On: Hair.

Sep 29, 2005 23:44

I know that most of you have realized that I'm pretty obsessed with my hair.

What many of you may not know is that my mother is a hairdresser.

In other words, my mom has chosen, as her career, her calling in life, to cut and style other people's hair. For this, she is titled Hair Stylist. She has a business devoted to the cutting and shaping of hair. Hair.
There is a hair industry. Literally, they have catalogs full of products for the cutting and shaping of people's HAIR. That stuff that continues to grow all over your body for the duration of your life despite all attempts to stop it.

My mom's scissors cost her over A THOUSAND DOLLARS. SCISSORS. HAIR.

How did this tradition start? Of course, it used to be a simple male luxury to have a barber attend to your grooming needs. And we've all seen the many "services" they offered, from hot towels and haircuts, to shaving and shoe polishing. Now it's difficult to even find an old fashioned barber shop. Most salons cater to women. Why does such stupid decadence continue? I started cutting my own hair almost two years ago. It's not rocket science. My mother is neither qualified to treat cancer nor to run a nuclear reactor. You take some scissors, you pull some hair, you cut. Yet--and please understand that my mother has been FORCED into this position in order to keep a manageable clientele--she charges upwards of fifty dollars to do this herself. Yes, that's just a simple wash and cut. Coloring and perming cost considerably more, in the $70 range (mind you, both of these can be done at home for much less. Are we really so bewildered by the things that happen on the backs of our heads that we can't grab the nearest pair of scissors, grab a chunk of hair, and trust ourselves to cut, at least somewhere in the neighborhood of an inch or so, off? Maybe have a friend or robot do it if you really get nauseous thinking of incurring any sort of damage to parts of your head that you can't see? It blows my mind. Granted, my mom is pretty "good" at what she does, insofar as the hair people have when they come out looks better than it did when they went in. Some of my mom's clients are on a four-week schedule. Most of them are male professionals, and they drop $35 dollars every visit. And for the thirty minutes and thirty dollars spent, you couldn't top-off a film container with the amount of hair removed. Sometimes all they really need is have the back of their necks trimmed. A woman's hair cut (WHC) used to cost 22 dollars. She has had to raise the price of her haircuts on a regular basis to keep people from swamping her schedule, begging for the opportunity to throw their money away. She, like all salons, has an extensive line of retail products to augment the hair-manipulating experience. Do you know what most hair products are? Any combination of glue, fat, glycerin, perfume, dye, alcohol, and water. That's all. You can get all of these ingredients at Safeway. What does a bottle of salon-quality shampoo cost? Over twenty dollars for a 16oz bottle.

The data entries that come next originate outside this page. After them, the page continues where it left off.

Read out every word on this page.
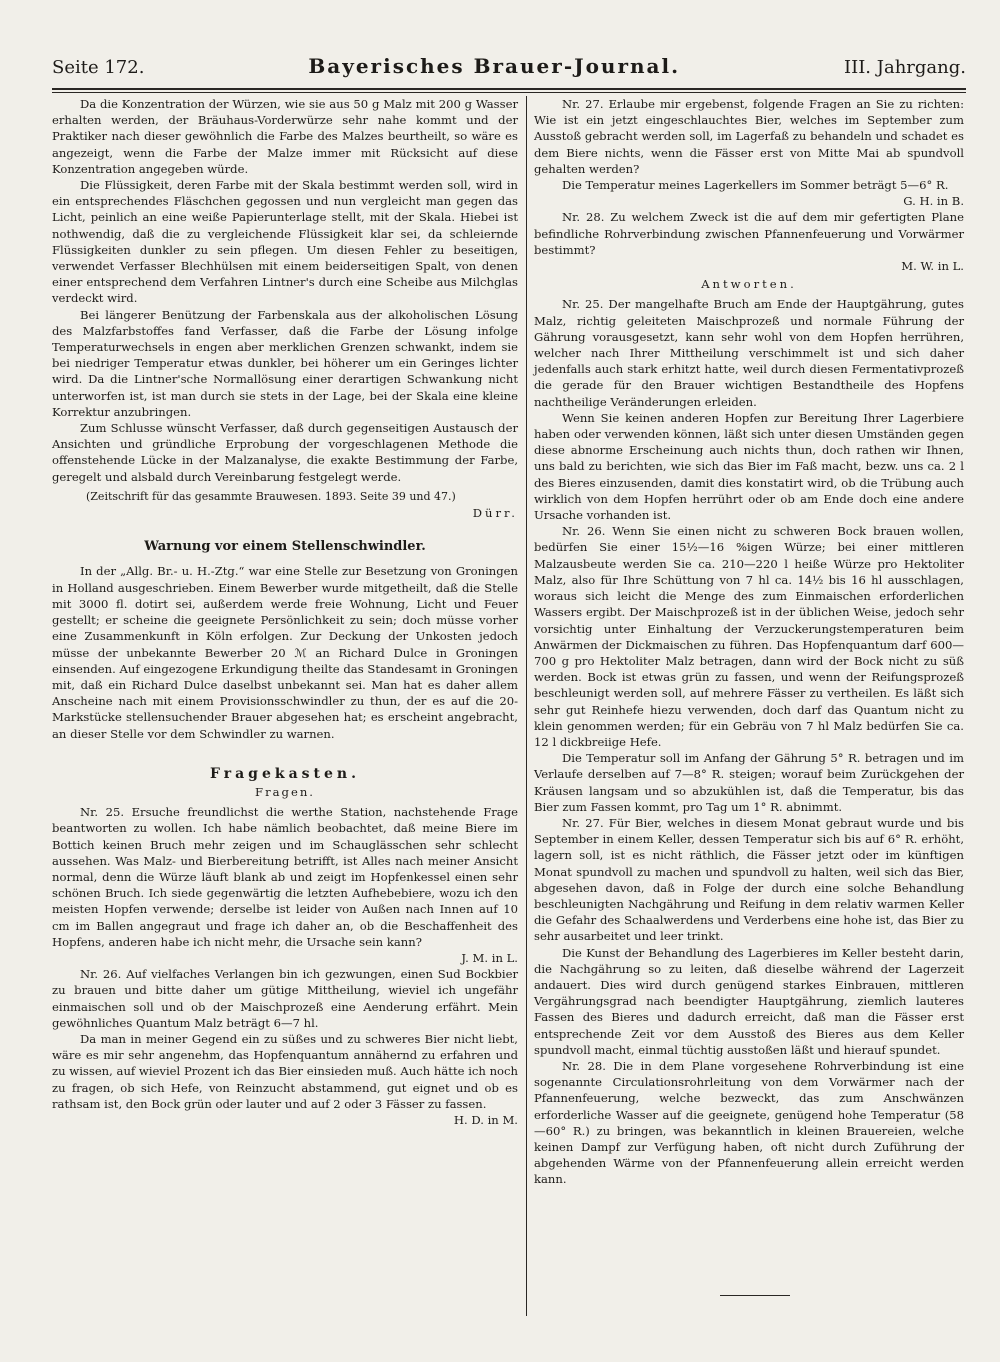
Seite 172.	Bayerisches Brauer-Journal.	III. Jahrgang.

Da die Konzentration der Würzen, wie sie aus 50 g Malz mit 200 g Wasser erhalten werden, der Bräuhaus-Vorderwürze sehr nahe kommt und der Praktiker nach dieser gewöhnlich die Farbe des Malzes beurtheilt, so wäre es angezeigt, wenn die Farbe der Malze immer mit Rücksicht auf diese Konzentration angegeben würde.

Die Flüssigkeit, deren Farbe mit der Skala bestimmt werden soll, wird in ein entsprechendes Fläschchen gegossen und nun vergleicht man gegen das Licht, peinlich an eine weiße Papierunterlage stellt, mit der Skala. Hiebei ist nothwendig, daß die zu vergleichende Flüssigkeit klar sei, da schleiernde Flüssigkeiten dunkler zu sein pflegen. Um diesen Fehler zu beseitigen, verwendet Verfasser Blechhülsen mit einem beiderseitigen Spalt, von denen einer entsprechend dem Verfahren Lintner's durch eine Scheibe aus Milchglas verdeckt wird.

Bei längerer Benützung der Farbenskala aus der alkoholischen Lösung des Malzfarbstoffes fand Verfasser, daß die Farbe der Lösung infolge Temperaturwechsels in engen aber merklichen Grenzen schwankt, indem sie bei niedriger Temperatur etwas dunkler, bei höherer um ein Geringes lichter wird. Da die Lintner'sche Normallösung einer derartigen Schwankung nicht unterworfen ist, ist man durch sie stets in der Lage, bei der Skala eine kleine Korrektur anzubringen.

Zum Schlusse wünscht Verfasser, daß durch gegenseitigen Austausch der Ansichten und gründliche Erprobung der vorgeschlagenen Methode die offenstehende Lücke in der Malzanalyse, die exakte Bestimmung der Farbe, geregelt und alsbald durch Vereinbarung festgelegt werde.

(Zeitschrift für das gesammte Brauwesen. 1893. Seite 39 und 47.)

Dürr.

Warnung vor einem Stellenschwindler.

In der „Allg. Br.- u. H.-Ztg.“ war eine Stelle zur Besetzung von Groningen in Holland ausgeschrieben. Einem Bewerber wurde mitgetheilt, daß die Stelle mit 3000 fl. dotirt sei, außerdem werde freie Wohnung, Licht und Feuer gestellt; er scheine die geeignete Persönlichkeit zu sein; doch müsse vorher eine Zusammenkunft in Köln erfolgen. Zur Deckung der Unkosten jedoch müsse der unbekannte Bewerber 20 ℳ an Richard Dulce in Groningen einsenden. Auf eingezogene Erkundigung theilte das Standesamt in Groningen mit, daß ein Richard Dulce daselbst unbekannt sei. Man hat es daher allem Anscheine nach mit einem Provisionsschwindler zu thun, der es auf die 20-Markstücke stellensuchender Brauer abgesehen hat; es erscheint angebracht, an dieser Stelle vor dem Schwindler zu warnen.

Fragekasten.

Fragen.

Nr. 25. Ersuche freundlichst die werthe Station, nachstehende Frage beantworten zu wollen. Ich habe nämlich beobachtet, daß meine Biere im Bottich keinen Bruch mehr zeigen und im Schauglässchen sehr schlecht aussehen. Was Malz- und Bierbereitung betrifft, ist Alles nach meiner Ansicht normal, denn die Würze läuft blank ab und zeigt im Hopfenkessel einen sehr schönen Bruch. Ich siede gegenwärtig die letzten Aufhebebiere, wozu ich den meisten Hopfen verwende; derselbe ist leider von Außen nach Innen auf 10 cm im Ballen angegraut und frage ich daher an, ob die Beschaffenheit des Hopfens, anderen habe ich nicht mehr, die Ursache sein kann?

J. M. in L.

Nr. 26. Auf vielfaches Verlangen bin ich gezwungen, einen Sud Bockbier zu brauen und bitte daher um gütige Mittheilung, wieviel ich ungefähr einmaischen soll und ob der Maischprozeß eine Aenderung erfährt. Mein gewöhnliches Quantum Malz beträgt 6—7 hl.

Da man in meiner Gegend ein zu süßes und zu schweres Bier nicht liebt, wäre es mir sehr angenehm, das Hopfenquantum annähernd zu erfahren und zu wissen, auf wieviel Prozent ich das Bier einsieden muß. Auch hätte ich noch zu fragen, ob sich Hefe, von Reinzucht abstammend, gut eignet und ob es rathsam ist, den Bock grün oder lauter und auf 2 oder 3 Fässer zu fassen.

H. D. in M.

Nr. 27. Erlaube mir ergebenst, folgende Fragen an Sie zu richten: Wie ist ein jetzt eingeschlauchtes Bier, welches im September zum Ausstoß gebracht werden soll, im Lagerfaß zu behandeln und schadet es dem Biere nichts, wenn die Fässer erst von Mitte Mai ab spundvoll gehalten werden?

Die Temperatur meines Lagerkellers im Sommer beträgt 5—6° R.

G. H. in B.

Nr. 28. Zu welchem Zweck ist die auf dem mir gefertigten Plane befindliche Rohrverbindung zwischen Pfannenfeuerung und Vorwärmer bestimmt?

M. W. in L.

Antworten.

Nr. 25. Der mangelhafte Bruch am Ende der Hauptgährung, gutes Malz, richtig geleiteten Maischprozeß und normale Führung der Gährung vorausgesetzt, kann sehr wohl von dem Hopfen herrühren, welcher nach Ihrer Mittheilung verschimmelt ist und sich daher jedenfalls auch stark erhitzt hatte, weil durch diesen Fermentativprozeß die gerade für den Brauer wichtigen Bestandtheile des Hopfens nachtheilige Veränderungen erleiden.

Wenn Sie keinen anderen Hopfen zur Bereitung Ihrer Lagerbiere haben oder verwenden können, läßt sich unter diesen Umständen gegen diese abnorme Erscheinung auch nichts thun, doch rathen wir Ihnen, uns bald zu berichten, wie sich das Bier im Faß macht, bezw. uns ca. 2 l des Bieres einzusenden, damit dies konstatirt wird, ob die Trübung auch wirklich von dem Hopfen herrührt oder ob am Ende doch eine andere Ursache vorhanden ist.

Nr. 26. Wenn Sie einen nicht zu schweren Bock brauen wollen, bedürfen Sie einer 15½—16 %igen Würze; bei einer mittleren Malzausbeute werden Sie ca. 210—220 l heiße Würze pro Hektoliter Malz, also für Ihre Schüttung von 7 hl ca. 14½ bis 16 hl ausschlagen, woraus sich leicht die Menge des zum Einmaischen erforderlichen Wassers ergibt. Der Maischprozeß ist in der üblichen Weise, jedoch sehr vorsichtig unter Einhaltung der Verzuckerungstemperaturen beim Anwärmen der Dickmaischen zu führen. Das Hopfenquantum darf 600—700 g pro Hektoliter Malz betragen, dann wird der Bock nicht zu süß werden. Bock ist etwas grün zu fassen, und wenn der Reifungsprozeß beschleunigt werden soll, auf mehrere Fässer zu vertheilen. Es läßt sich sehr gut Reinhefe hiezu verwenden, doch darf das Quantum nicht zu klein genommen werden; für ein Gebräu von 7 hl Malz bedürfen Sie ca. 12 l dickbreiige Hefe.

Die Temperatur soll im Anfang der Gährung 5° R. betragen und im Verlaufe derselben auf 7—8° R. steigen; worauf beim Zurückgehen der Kräusen langsam und so abzukühlen ist, daß die Temperatur, bis das Bier zum Fassen kommt, pro Tag um 1° R. abnimmt.

Nr. 27. Für Bier, welches in diesem Monat gebraut wurde und bis September in einem Keller, dessen Temperatur sich bis auf 6° R. erhöht, lagern soll, ist es nicht räthlich, die Fässer jetzt oder im künftigen Monat spundvoll zu machen und spundvoll zu halten, weil sich das Bier, abgesehen davon, daß in Folge der durch eine solche Behandlung beschleunigten Nachgährung und Reifung in dem relativ warmen Keller die Gefahr des Schaalwerdens und Verderbens eine hohe ist, das Bier zu sehr ausarbeitet und leer trinkt.

Die Kunst der Behandlung des Lagerbieres im Keller besteht darin, die Nachgährung so zu leiten, daß dieselbe während der Lagerzeit andauert. Dies wird durch genügend starkes Einbrauen, mittleren Vergährungsgrad nach beendigter Hauptgährung, ziemlich lauteres Fassen des Bieres und dadurch erreicht, daß man die Fässer erst entsprechende Zeit vor dem Ausstoß des Bieres aus dem Keller spundvoll macht, einmal tüchtig ausstoßen läßt und hierauf spundet.

Nr. 28. Die in dem Plane vorgesehene Rohrverbindung ist eine sogenannte Circulationsrohrleitung von dem Vorwärmer nach der Pfannenfeuerung, welche bezweckt, das zum Anschwänzen erforderliche Wasser auf die geeignete, genügend hohe Temperatur (58—60° R.) zu bringen, was bekanntlich in kleinen Brauereien, welche keinen Dampf zur Verfügung haben, oft nicht durch Zuführung der abgehenden Wärme von der Pfannenfeuerung allein erreicht werden kann.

I started using dish soap last semester, and for me, nothing works better.

It's not that hair isn't important, it really, really is. But as I sat on the toilet, trimming my pubic hairs to a svelte 3mm length, recalling what Ellen had said about my nose hair being too freakishly long for her to even pay attention to what I was saying, it occurred to me that some people spend far more time and money on simple, stupid hair than I do--and some of those people are my mother.